Bandwidth of microstrip antennas on lossy substrates
I am comparing the bandwidth of microstrip antennas on lossy substrates with those of lossless substrates. I feel that on lossy substrates, the bandwidth must be higher because the dielectric loss will reduce the effective Q and hence BW increases. Is this reasoning correct ?
-svarun
Hi svarun:
I think that's correct reasoning. I think you will also see a reduced radiation efficiency as well, due to the extra losses in the antenna itself. That is, the ratio of radiated power to the power applied to the antenna terminals will also be reduced, so keep an eye on your total gain numbers. If your antenna modeling software or measurement system automatically renormalizes the antenna pattern, you might not notice this right away because the antenna pattern and directivity probably won't change much.
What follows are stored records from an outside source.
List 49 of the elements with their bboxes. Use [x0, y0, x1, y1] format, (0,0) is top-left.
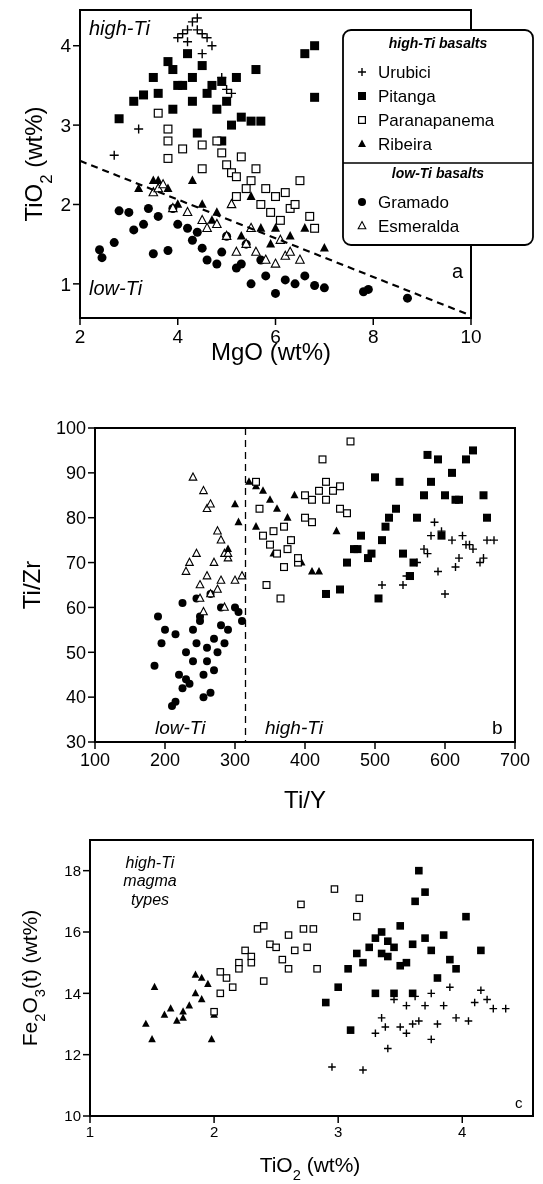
annotation: c [515, 1094, 523, 1111]
x-axis-title: Ti/Y [284, 786, 326, 813]
y-tick-label: 4 [60, 35, 72, 57]
y-tick-label: 70 [65, 552, 86, 573]
legend-title: high-Ti basalts [388, 35, 488, 51]
y-tick-label: 50 [65, 642, 86, 663]
legend-label: Esmeralda [378, 216, 460, 236]
y-tick-label: 80 [65, 508, 86, 529]
x-tick-label: 4 [172, 326, 184, 347]
annotation: high-Ti [89, 17, 151, 39]
x-tick-label: 3 [334, 1123, 343, 1140]
x-tick-label: 2 [209, 1123, 219, 1140]
y-tick-label: 60 [65, 597, 86, 618]
x-tick-label: 8 [367, 326, 379, 347]
y-tick-label: 100 [55, 418, 86, 439]
x-tick-label: 200 [149, 750, 181, 770]
annotation: high-Ti magma types [123, 854, 177, 908]
y-tick-label: 40 [65, 687, 86, 708]
x-tick-label: 10 [460, 326, 482, 347]
y-axis-title: Ti/Zr [18, 560, 46, 610]
x-tick-label: 100 [79, 750, 111, 770]
y-tick-label: 12 [64, 1045, 81, 1063]
y-tick-label: 1 [60, 273, 71, 295]
x-tick-label: 500 [359, 750, 391, 770]
annotation: low-Ti [89, 277, 143, 299]
y-tick-label: 16 [64, 923, 81, 941]
y-tick-label: 2 [60, 194, 71, 216]
legend-label: Urubici [378, 62, 431, 82]
y-tick-label: 10 [64, 1107, 81, 1125]
x-tick-label: 700 [499, 750, 531, 770]
legend-label: Ribeira [378, 134, 433, 154]
x-tick-label: 600 [429, 750, 461, 770]
y-tick-label: 30 [65, 732, 86, 753]
annotation: high-Ti [265, 717, 324, 738]
y-tick-label: 14 [64, 984, 81, 1002]
annotation: low-Ti [155, 717, 207, 738]
x-tick-label: 400 [289, 750, 321, 770]
y-tick-label: 3 [60, 114, 71, 136]
x-tick-label: 4 [458, 1123, 467, 1140]
legend-label: Gramado [378, 192, 449, 212]
annotation: low-Ti basalts [391, 165, 485, 181]
x-tick-label: 300 [219, 750, 251, 770]
x-axis-title: TiO$_{2}$ (wt%) [259, 1153, 361, 1183]
y-tick-label: 18 [64, 861, 81, 879]
legend-label: Pitanga [378, 86, 437, 106]
y-tick-label: 90 [65, 463, 86, 484]
annotation: b [492, 717, 503, 738]
annotation: a [452, 260, 464, 282]
legend-label: Paranapanema [378, 110, 495, 130]
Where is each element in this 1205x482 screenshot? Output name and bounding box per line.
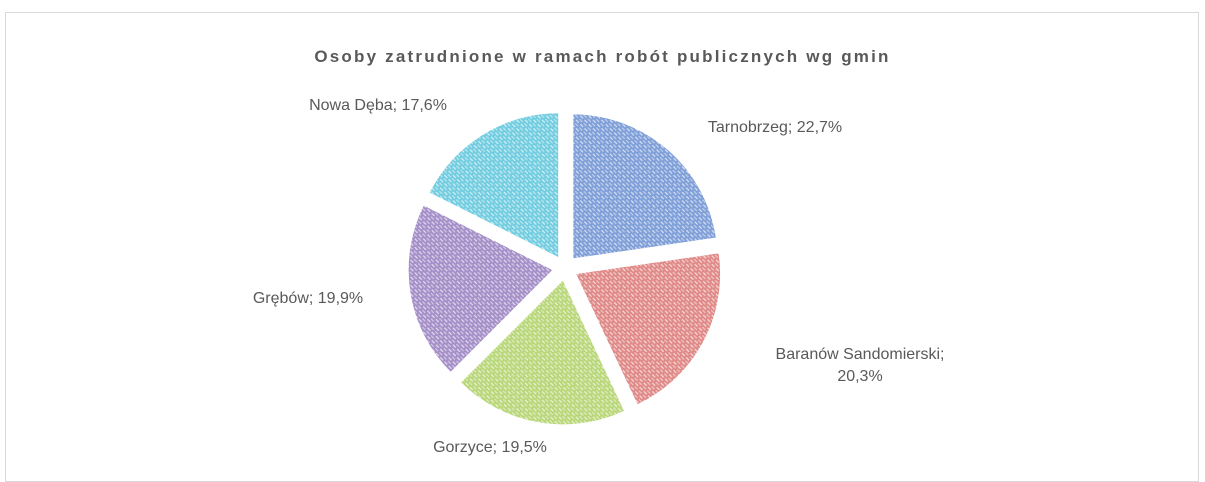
data-label: Grębów; 19,9% [252,290,364,307]
data-label: Nowa Dęba; 17,6% [309,97,447,114]
data-label: Baranów Sandomierski; 20,3% [775,346,945,385]
pie-slice [459,278,626,426]
chart-title: Osoby zatrudnione w ramach robót publicz… [314,47,891,66]
data-label: Tarnobrzeg; 22,7% [707,119,843,136]
pie-slice [407,204,554,374]
pie-slice [428,112,560,259]
data-label: Gorzyce; 19,5% [433,439,547,456]
pie-slice [572,113,717,260]
pie-slice [574,252,722,406]
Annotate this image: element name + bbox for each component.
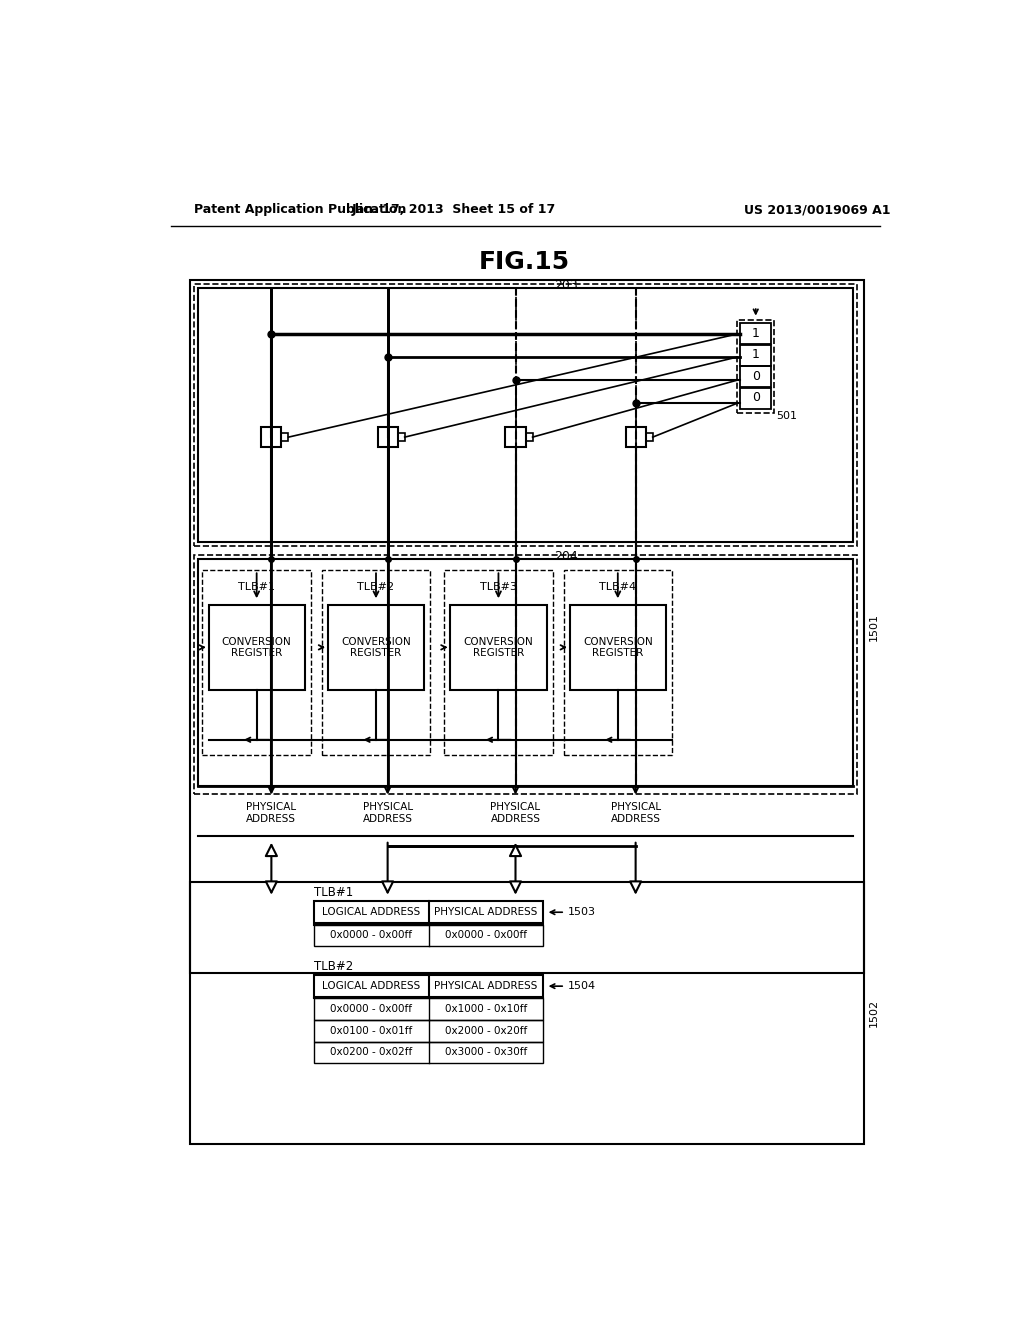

Usually, though, your substrate loss isn't the dominant loss mechanism; more often it is the metal losses--unless you're trying to put an antenna on some sort of heavily-doped silicon RFIC chip or something.
--Max
Hi Max,
Thanks for your reply. I am trying to model antennas on semiconductor substrates like Si which is lossy . Yes the radiation efficiency falls form 91% for lossless case to about 63% for the lossy case and bandwidth increases from 3% to 4.5%.